The Nordic challenge: from national to regional
Taking a Nordic-wide view, Joonas Leppänen, Nordic Ecosystem Mobilization at Nordic Innovation, argued that the region already has much of the data it needs — but not in a form that enables collective action.
“The data exists, but it’s fragmented — and fragmentation makes it hard to act.”
For Leppänen, the real challenge is not only technical, but cultural: moving from national optimisation to regional collaboration. Together, the Nordic countries form the world’s tenth-largest economy — yet still govern innovation largely within national silos.
“The real question is how we move from national ecosystems to a Nordic one — and eventually to a European one.”
Rather than creating new top-down institutions, he advocated for a more organic approach: governing ecosystems through shared data, where users and practitioners shape priorities in real time.
The blind spot: early-stage innovation
A recurring concern was the visibility gap at the earliest stages of company creation.
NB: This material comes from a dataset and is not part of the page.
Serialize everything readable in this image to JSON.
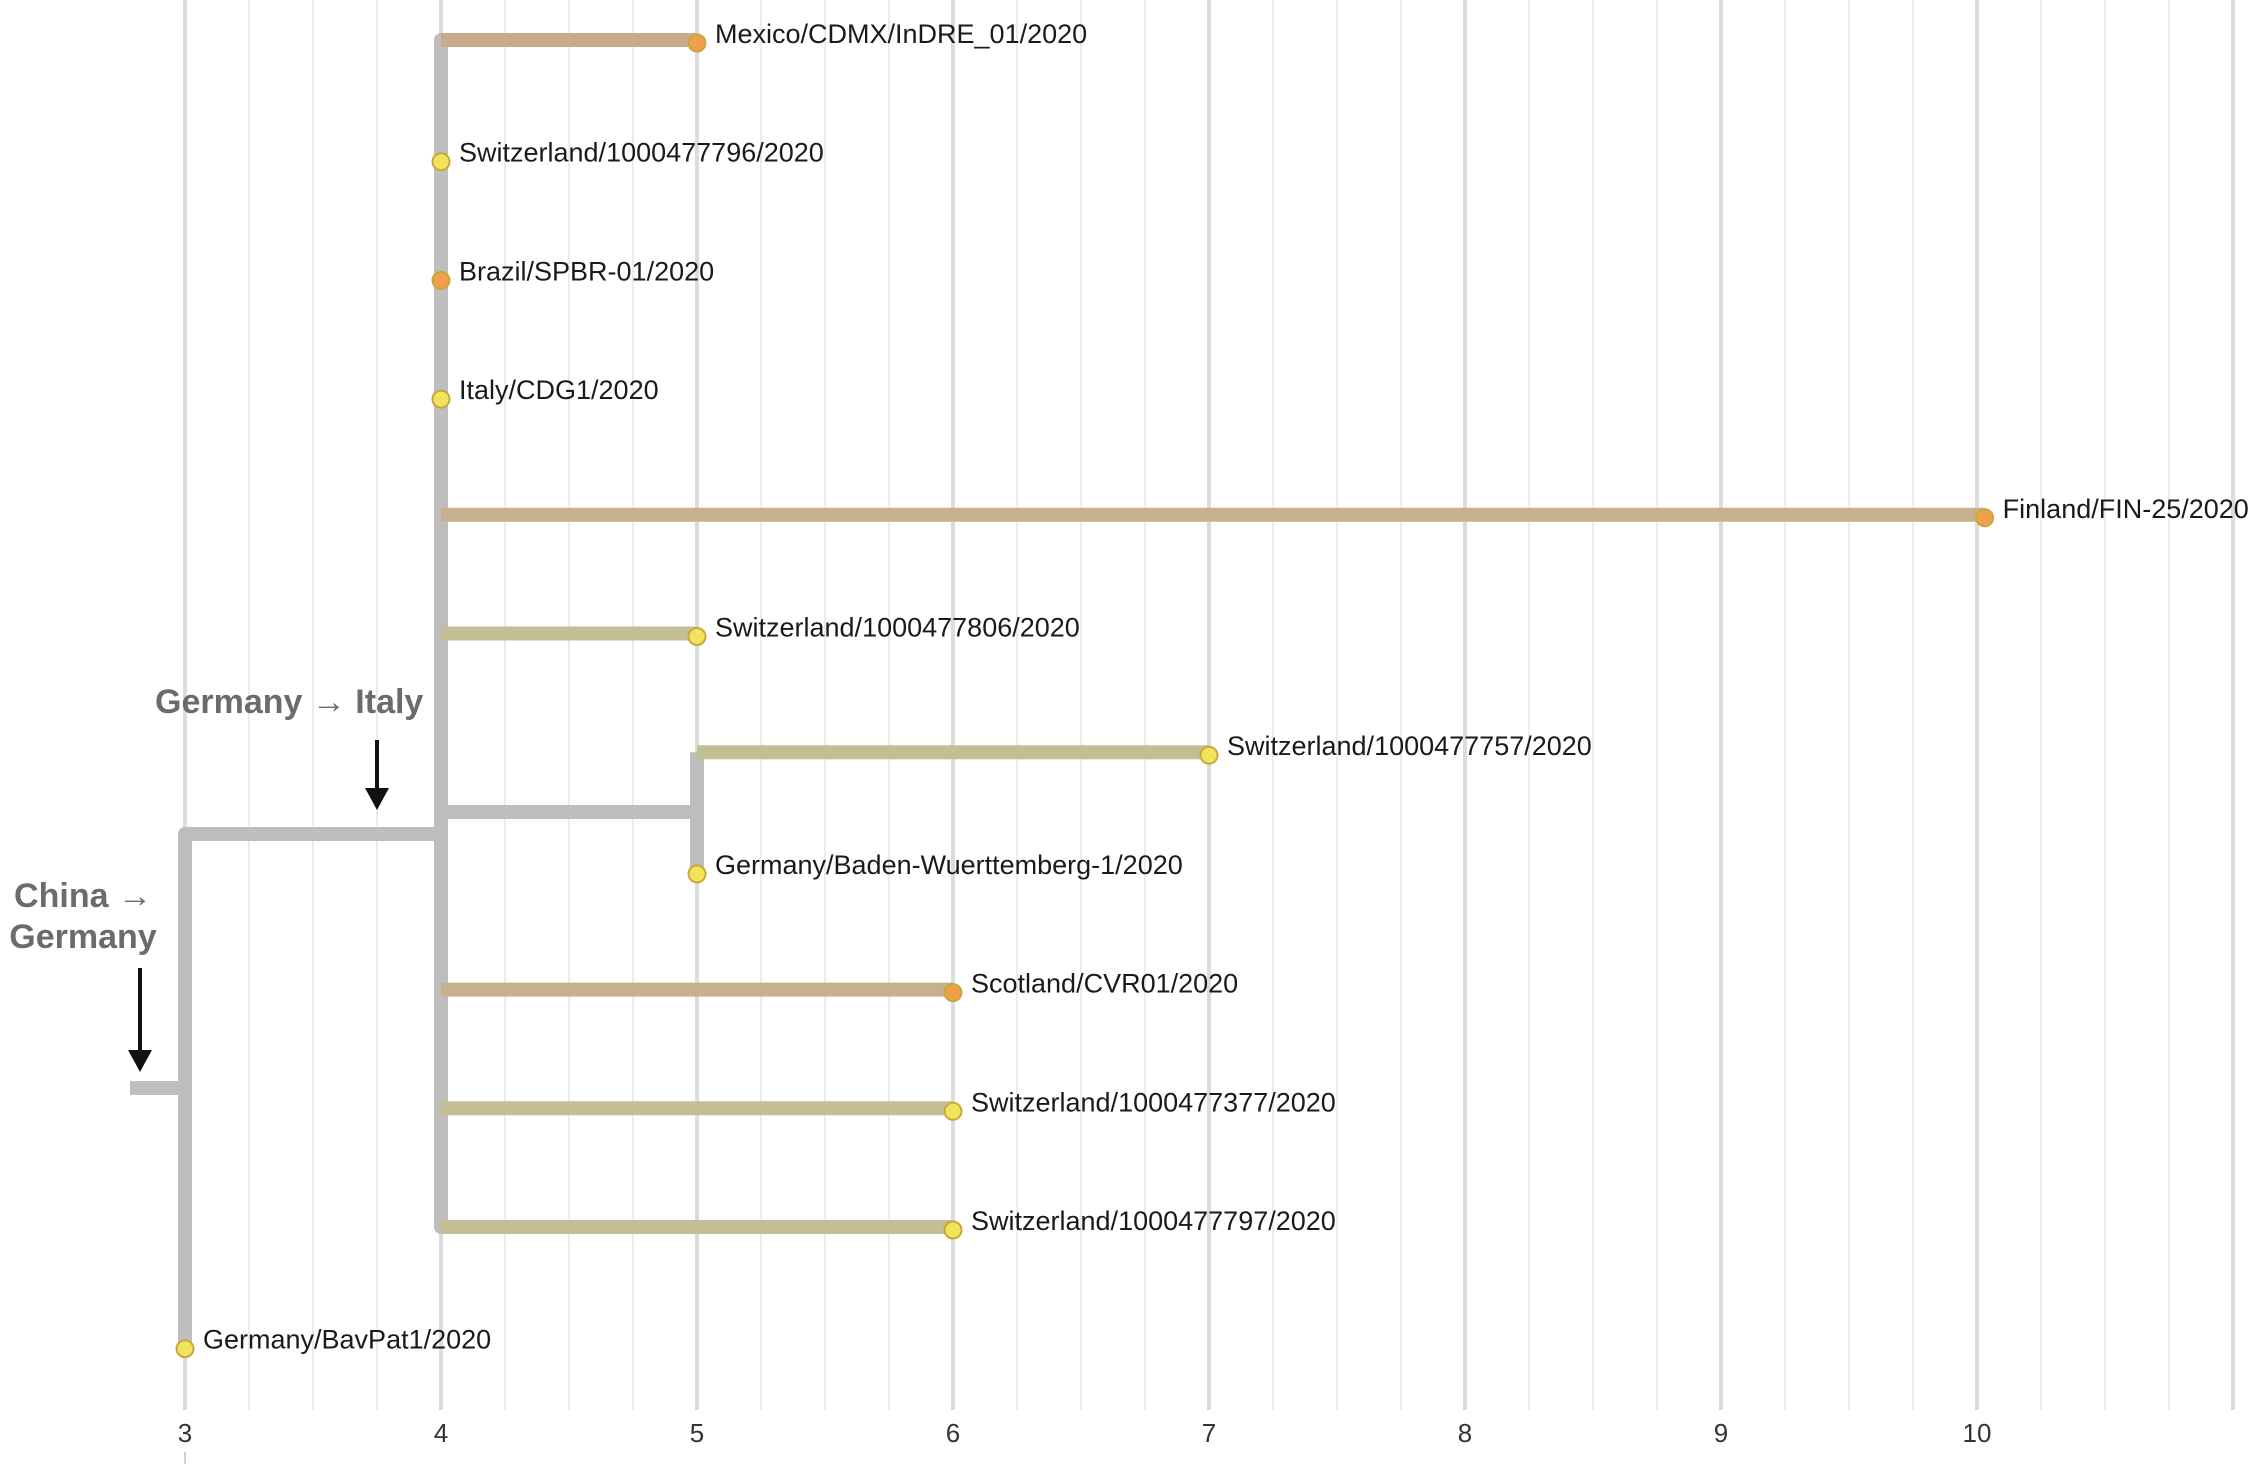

Commercial data platforms tend to capture startups only once they reach a certain level of maturity — leaving early signals invisible.
Pärn highlighted this as a strategic risk:
“If we don’t see the early movements, we react too late.”
Public institutions, she noted, are often structurally slower than the ecosystems they aim to support — making speed, automation and AI-driven data collection increasingly critical.
Data as Europe’s competitive advantage
Despite the challenges, the panel ended on a note of cautious optimism. Europe may move slower than other regions — but it offers something increasingly rare: predictability, transparency and trust.
“Europe may be slow, but it’s predictable — and that’s a strength we shouldn’t underestimate.”
If used well, shared ecosystem data could enable smarter capital allocation, better policy timing and stronger resilience — not just nationally, but across regions.
From insight to action
Looking five years ahead, the panelists agreed on one thing: better data will not automatically create better ecosystems — but without it, good decisions are almost impossible.
Smaller, data-driven initiatives — such as Sweden Startup Next — were highlighted as practical starting points. If successful, they could become models for Nordic and European collaboration.
The message was clear: data is not a reporting exercise — it is a strategic asset. And in a global race for innovation leadership, understanding your ecosystem may be as important as funding it.